Полясский натянуто рассмеялся.
— Вы только не принимайте всерьез то, что говорит Север. Уверяю вас, он знаком со всеми моими книгами.
— По обложкам! По обложкам! — поднял указательный палец Тукалло. — Однажды я чуть было не поддался соблазну. Было это после большого количества выпитого. Охватила меня злость на приятелей, и тогда я взял в руки его книжку под названием… под названием «Цветное дно», «Кораллы на дне» или что-то в этом роде!
— «Цветные ночи», — подсказала Кейт.
— Возможно.
— А еще я должен сказать вам, пани Кейт, — с улыбкой произнес Полясский, — что эта книга с посвящением именно Северу.
— Я буду тебе вечно благодарен, Адам, — слегка наклонив голову, сказал Тукалло. — Так вот, беру, значит, я это «Цветное дно» в руки и начинаю читать. Уже из нескольких первоначальных фраз я понимаю, что события происходят в Вене, которую на дух не переношу, да к тому же еще во времена Собеского. Когда в конце страницы мелькнуло имя Кары Мустафы, я охнул и, как парализованный, опустился на стул, которого, к сожалению, за мной не было.
Гого рассмеялся, а Тукалло продолжал:
— Как моральные издержки, так и физические этого эксперимента раз и навсегда отпугнули меня от заглядывания в книжки моих приятелей. Я не хочу пренебрегать ими и отнимать у себя веру в то, что они понимают, о чем я говорю. Для меня предпочтительнее самые рискованные иллюзии, чем печальная действительность. Еще опаснее те, которые не создают ничего. Скажем, какой-нибудь Али-Баба или Фред, навьюченные золотом, предаются искусству избавления от своей ноши.
— Но есть ведь и такие, — мягко добавил Полясский, — которые не пишут из-за отсутствия таланта.
— Правильно делают, — одобрил Тукалло, — они лучше тех. кто, несмотря на отсутствие творческих способностей, пишет. Но я прошу тебя, Адам, не принимай это в свой адрес.

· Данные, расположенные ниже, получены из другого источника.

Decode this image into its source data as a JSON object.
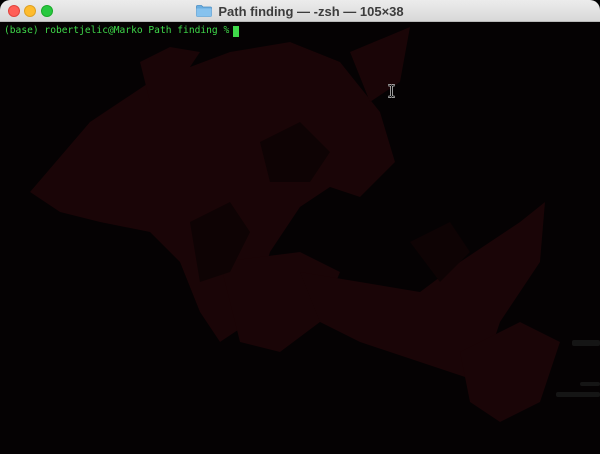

— Не бойся. Север, я не вскрываю письма, адресованные не мне, и не столь самоуверен, полагая, что ты соблаговолил так долго говорить обо мне.
— Ты прав, самоуверенность могут позволить себе лишь те, у кого есть чем гордиться. Сейчас… сейчас, как это звучит… Ага, вспомнил: «Скромностью подшиты плащи великих королей и мудрецов, маленькие людишки укрываются ею снаружи, чтобы спрятать неприличие своего высокомерия».
Полясский взорвался от смеха.
— Видите, видите, он настаивает, что не читал моих книг, а цитирует мои «Залежи».
— Если так, то это весьма удивительно. Афоризм этот я нашел у Эммануэла Либориуса в его работе «
Prudentia
maqnorum
», изданной во второй половине семнадцатого века.